Essentially, we have to develop oxygen uptake to make our body machinery function better. The net results will be, hopefully, a delaying of the aging process and, certainly, an improvement in both muscular and mental endurance. We will find that, when we don’t tire physically, we don’t tire mentally either.
I have proved this in training high school boys and girls. Not only did they improve as athletes, they also became better students. They were able to study longer and more effectively without suffering from mental fatigue. Quite a few who became national athletic champions were also duxes or top academic pupils at their schools.
In Finland, one newspaper took me to task, declaring that the training programme I was laying out for high school boys was too severe and would affect their studies. Three of those boys won Finnish high school championship events and one of them became dux of his school.
There is no necessary distinction between the sporting jock and the academic swot; the one attribute goes hand in glove with the other. They can be the same person. The high oxygen uptake levels of properly trained athletes feed a better oxygen supply to all parts of their bodies, including their brains.
CHAPTER 3
THE BASICS OF YOUTH
The great Swedish coach Gosta Holmer, head Olympic coach in 1948, said that if you can get an athlete in his teens to train but not race until he is mature, you will have laid the foundation for an Olympic champion. It’s an ideal I’ve always agreed with, the reason why I’ve always insisted on taking the long view with athletes who want to become champions in a hurry. There are no safe shortcuts.
When I was in Kenya, I was reminded once more of the lesson the African athletes have given us since they began dominating middle and distance running around the world. Part of their way of life has been doing exactly what Holmer preached.
In Kenya, as in other African nations, many youth run to and from school every day of the school year. No cars, no buses, just their own legs. One youth called Biwott, for instance, ran ten miles to school and ten miles home again five days a week – one hundred miles a week. He became an Olympic champion at the 1968 Games in Mexico, which illustrates how long the message of this great potential for success has been around. These kids run because it’s the only way for them to go. They run with no pressure on them, no racing except in fun, and all the time they are laying a wonderful foundation of high oxygen uptake and endurance so that, when they finally turn out in a race somewhere, many of them produce fantastic times. We saw this in the 1988 world cross-country championships when the junior Kenyans proved far superior to anyone else. Now the Moroccans, Tunisians, Algerians and others who are moving into the international scene are also running fast times because they, too, have done so much aerobic running as young kids that they have a huge natural base on which to build speed and proper technique.
In the US, when young kids show any form at high school, the tendency is to put them on the track and pile the anaerobic work into them. Consequently, they don’t develop.
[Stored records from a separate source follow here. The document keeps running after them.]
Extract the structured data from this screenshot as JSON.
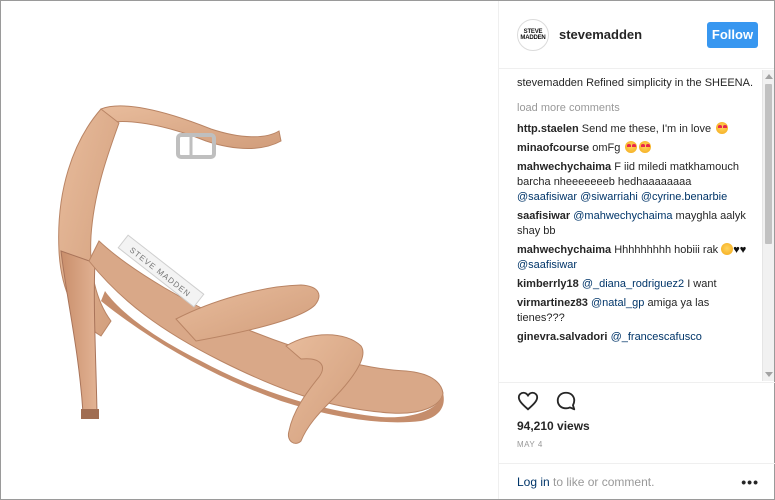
{
  "post": {
    "account": "stevemadden",
    "avatar_text_line1": "STEVE",
    "avatar_text_line2": "MADDEN",
    "follow_label": "Follow",
    "caption_user": "stevemadden",
    "caption_text": "Refined simplicity in the SHEENA.",
    "load_more": "load more comments",
    "views": "94,210 views",
    "date": "MAY 4",
    "login_link": "Log in",
    "login_rest": "to like or comment.",
    "more": "•••",
    "shoe_label": "STEVE MADDEN"
  },
  "comments": [
    {
      "user": "http.staelen",
      "text": "Send me these, I'm in love"
    },
    {
      "user": "minaofcourse",
      "text": "omFg"
    },
    {
      "user": "mahwechychaima",
      "text": "F iid miledi matkhamouch barcha nheeeeeeeb hedhaaaaaaaa",
      "mentions": [
        "@saafisiwar",
        "@siwarriahi",
        "@cyrine.benarbie"
      ]
    },
    {
      "user": "saafisiwar",
      "mention": "@mahwechychaima",
      "text": "mayghla aalyk shay bb"
    },
    {
      "user": "mahwechychaima",
      "text": "Hhhhhhhhh hobiii rak",
      "mention": "@saafisiwar"
    },
    {
      "user": "kimberrly18",
      "mention": "@_diana_rodriguez2",
      "text": "I want"
    },
    {
      "user": "virmartinez83",
      "mention": "@natal_gp",
      "text": "amiga ya las tienes???"
    },
    {
      "user": "ginevra.salvadori",
      "mention": "@_francescafusco"
    }
  ],
  "colors": {
    "follow_button": "#3897f0",
    "mention": "#003569",
    "muted": "#999999"
  },
  "icons": [
    "heart-icon",
    "comment-icon",
    "more-options-icon"
  ]
}
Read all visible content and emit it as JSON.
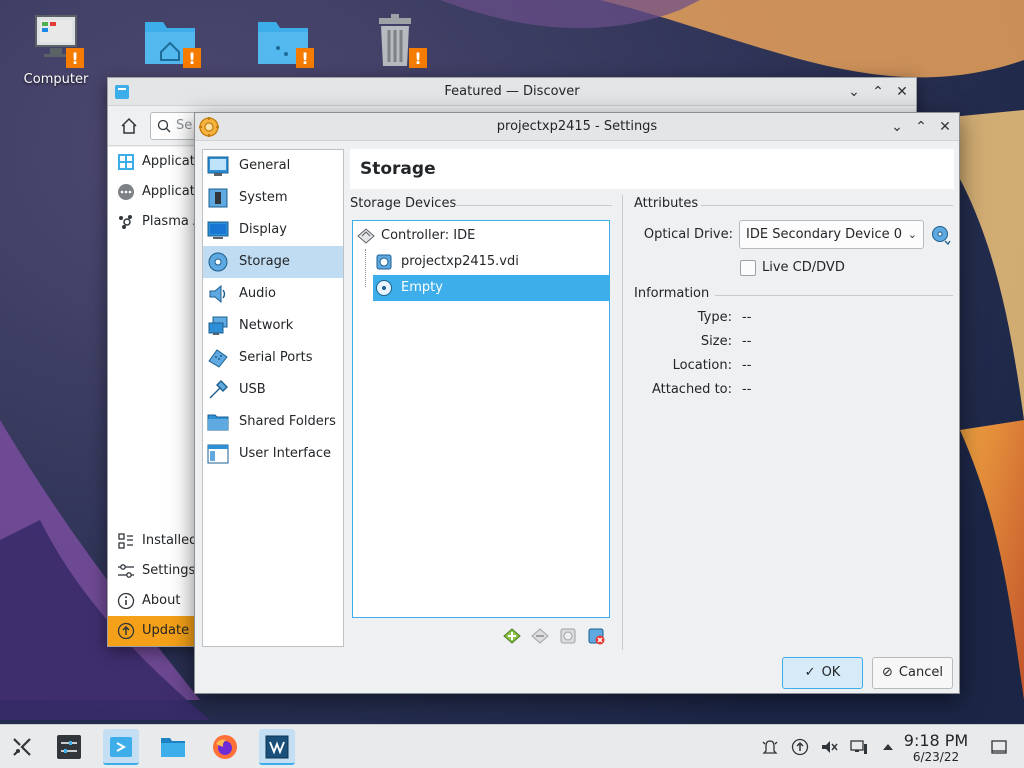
{
  "desktop": {
    "icons": [
      {
        "label": "Computer"
      },
      {
        "label": ""
      },
      {
        "label": ""
      },
      {
        "label": ""
      }
    ]
  },
  "discover": {
    "title": "Featured — Discover",
    "search_placeholder": "Se",
    "sidebar_items": [
      {
        "label": "Applicati",
        "icon": "grid-icon"
      },
      {
        "label": "Applicati",
        "icon": "dots-icon"
      },
      {
        "label": "Plasma A",
        "icon": "plasma-icon"
      }
    ],
    "bottom_items": [
      {
        "label": "Installed",
        "icon": "installed-icon"
      },
      {
        "label": "Settings",
        "icon": "settings-icon"
      },
      {
        "label": "About",
        "icon": "info-icon"
      },
      {
        "label": "Update",
        "icon": "update-icon"
      }
    ]
  },
  "settings": {
    "title": "projectxp2415 - Settings",
    "categories": [
      {
        "label": "General",
        "icon": "general-icon"
      },
      {
        "label": "System",
        "icon": "system-icon"
      },
      {
        "label": "Display",
        "icon": "display-icon"
      },
      {
        "label": "Storage",
        "icon": "storage-icon",
        "active": true
      },
      {
        "label": "Audio",
        "icon": "audio-icon"
      },
      {
        "label": "Network",
        "icon": "network-icon"
      },
      {
        "label": "Serial Ports",
        "icon": "serial-ports-icon"
      },
      {
        "label": "USB",
        "icon": "usb-icon"
      },
      {
        "label": "Shared Folders",
        "icon": "shared-folders-icon"
      },
      {
        "label": "User Interface",
        "icon": "user-interface-icon"
      }
    ],
    "page_title": "Storage",
    "storage_devices_label": "Storage Devices",
    "tree": {
      "controller": "Controller: IDE",
      "items": [
        {
          "label": "projectxp2415.vdi",
          "icon": "hard-disk-icon"
        },
        {
          "label": "Empty",
          "icon": "optical-disc-icon",
          "selected": true
        }
      ]
    },
    "attributes_label": "Attributes",
    "optical_drive_label": "Optical Drive:",
    "optical_drive_value": "IDE Secondary Device 0",
    "live_cd_label": "Live CD/DVD",
    "information_label": "Information",
    "info": [
      {
        "label": "Type:",
        "value": "--"
      },
      {
        "label": "Size:",
        "value": "--"
      },
      {
        "label": "Location:",
        "value": "--"
      },
      {
        "label": "Attached to:",
        "value": "--"
      }
    ],
    "ok_label": "OK",
    "cancel_label": "Cancel"
  },
  "taskbar": {
    "time": "9:18 PM",
    "date": "6/23/22"
  },
  "colors": {
    "accent": "#3daee9",
    "selection": "#bfdcf2",
    "update": "#f4a018"
  }
}
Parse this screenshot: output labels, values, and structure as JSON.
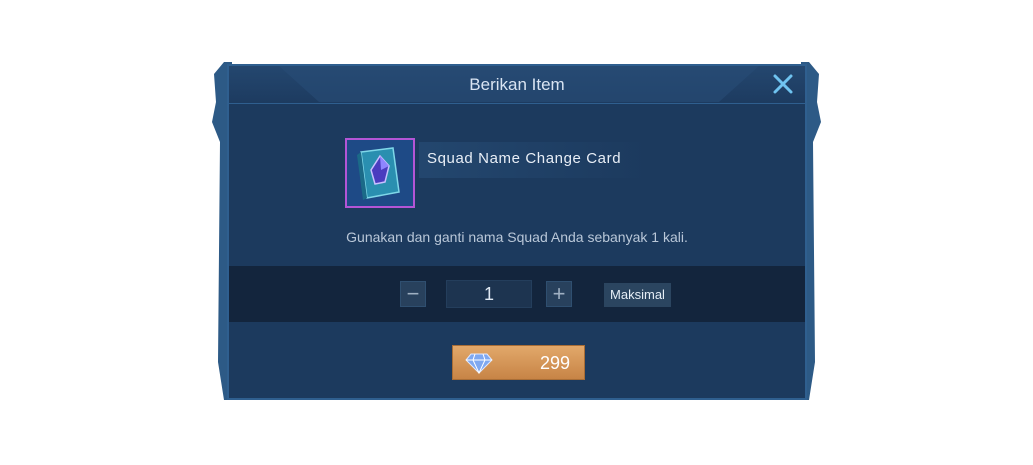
{
  "dialog": {
    "title": "Berikan Item",
    "close_icon": "close-icon"
  },
  "item": {
    "name": "Squad Name Change Card",
    "icon": "book-with-gem-icon",
    "description": "Gunakan dan ganti nama Squad Anda sebanyak 1 kali."
  },
  "quantity": {
    "minus_label": "−",
    "value": "1",
    "plus_label": "+",
    "max_label": "Maksimal"
  },
  "purchase": {
    "currency_icon": "diamond-icon",
    "price": "299"
  },
  "colors": {
    "panel": "#1c3a5e",
    "accent_close": "#6fc3f0",
    "price_button": "#d49457",
    "item_border": "#b455d6"
  }
}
We know that young people, before they reach puberty and go through that fast growth spurt, have the ability to use oxygen more efficiently for their body weight than adults. They also have highly sensitive nervous systems so they are protected by nature to be able to continue activity for a long time at the aerobic level. But they cannot stand heavy doses of anaerobic training and pressure from coaching regimens to race a lot. This occurs in many of the affluent countries, usually because sporting success is as good for an educational institute as academic success, and success means better funding. These youngsters, therefore, don’t develop their aerobic capacity sufficiently so when, as adults – if they’re still interested in running – they come up against the Africans, and their relatively low oxygen uptake level is no match for their opponents’ high level. When the pressure goes on in a race, they lose knee lift, they experience neuromuscular breakdown, they can’t sprint at the end – and the Africans can.